こうした比較によって、Season and Crop Reportsの「作柄指数」は、タミルナード地方に関しては、現実の収量の変動をかなり反映しているとみてよい。この推定が正しいとすると、「作柄指数」の変動から判断して、タミルナードにおける稲の面積当たり収量は、1920年代と30年代には停滞し、40年代半ばに急落し、50年代前半には戦前の水準を回復したとみることができる。こうした1920年代からの変動の推測は、他の記述的資料の示唆するところともかなり符合している。

以上の検討をまとめると、タミルナード地方の稲の面積当たり収量は、1870年代から1910年代までは全体として上昇し、1920年代と30年代には停滞し、40年代に急落するが、50年代には回復すると推定される。
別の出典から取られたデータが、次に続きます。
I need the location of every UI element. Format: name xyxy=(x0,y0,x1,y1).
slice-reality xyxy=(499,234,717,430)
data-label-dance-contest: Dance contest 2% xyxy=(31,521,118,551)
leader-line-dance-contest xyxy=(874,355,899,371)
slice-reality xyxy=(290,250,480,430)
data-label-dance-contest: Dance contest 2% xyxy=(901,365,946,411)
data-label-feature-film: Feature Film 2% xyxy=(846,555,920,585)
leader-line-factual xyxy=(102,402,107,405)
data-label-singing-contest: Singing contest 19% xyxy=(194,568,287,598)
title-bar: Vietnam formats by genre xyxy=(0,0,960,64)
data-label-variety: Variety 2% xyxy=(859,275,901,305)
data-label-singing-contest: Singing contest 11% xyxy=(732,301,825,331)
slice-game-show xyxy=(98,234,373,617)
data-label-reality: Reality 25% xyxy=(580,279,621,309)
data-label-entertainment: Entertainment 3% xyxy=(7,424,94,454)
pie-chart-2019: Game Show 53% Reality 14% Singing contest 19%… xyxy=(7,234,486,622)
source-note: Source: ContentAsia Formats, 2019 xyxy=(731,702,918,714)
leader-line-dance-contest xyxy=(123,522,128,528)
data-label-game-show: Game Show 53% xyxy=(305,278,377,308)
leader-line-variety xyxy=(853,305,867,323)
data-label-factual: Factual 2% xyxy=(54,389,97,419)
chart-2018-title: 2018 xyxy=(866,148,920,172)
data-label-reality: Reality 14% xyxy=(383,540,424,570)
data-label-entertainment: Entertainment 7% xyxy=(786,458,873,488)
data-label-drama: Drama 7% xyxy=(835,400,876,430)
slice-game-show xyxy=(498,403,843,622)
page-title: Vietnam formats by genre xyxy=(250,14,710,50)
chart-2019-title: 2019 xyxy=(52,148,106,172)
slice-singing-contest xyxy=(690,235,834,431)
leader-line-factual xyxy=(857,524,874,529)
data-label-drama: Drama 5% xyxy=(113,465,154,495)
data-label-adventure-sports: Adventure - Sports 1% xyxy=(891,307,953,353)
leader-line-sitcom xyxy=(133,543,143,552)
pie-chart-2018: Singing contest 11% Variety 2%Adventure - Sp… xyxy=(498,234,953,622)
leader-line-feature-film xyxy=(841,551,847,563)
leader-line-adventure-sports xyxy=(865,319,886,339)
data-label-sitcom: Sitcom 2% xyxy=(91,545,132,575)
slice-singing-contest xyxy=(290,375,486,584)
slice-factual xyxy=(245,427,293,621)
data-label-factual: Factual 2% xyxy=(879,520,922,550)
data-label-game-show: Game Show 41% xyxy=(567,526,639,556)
しかし、この推定には大きな問題があることも留意する必要がある。1918年以前の坪刈調査のデータが相互に比較可能であるという我々の仮定は、ランダム・サンプリングの不採用の結果、いずれの調査結果もその平均値は実際の平均収量より高い数値となったことに基づいているが、そのバイアスの程度は年次によって異なったかもしれない。したがって、1918年以前についても、坪刈調査データがどの程度に相互比較が可能であるかという点に疑問は残る。1919年以降の我々の収量推定は、1944-49年と1950年代にかけて「作柄指数」と坪刈調査による収量とが近似した動きをしていることに基づいているが、これら坪刈調査の結果がマドラス政府による「作柄指数」の発表前にこの政府に伝わり、「作柄指数」はその情報に合わせて修正されて発表されていた可能性もある。そうだとすると、タミルナード地方における「作柄指数」が一般的に現実の変動を反映しているという我々の判断は根拠を失うことになる。我々の結論も、今後の研究によって確認される必要が大きい。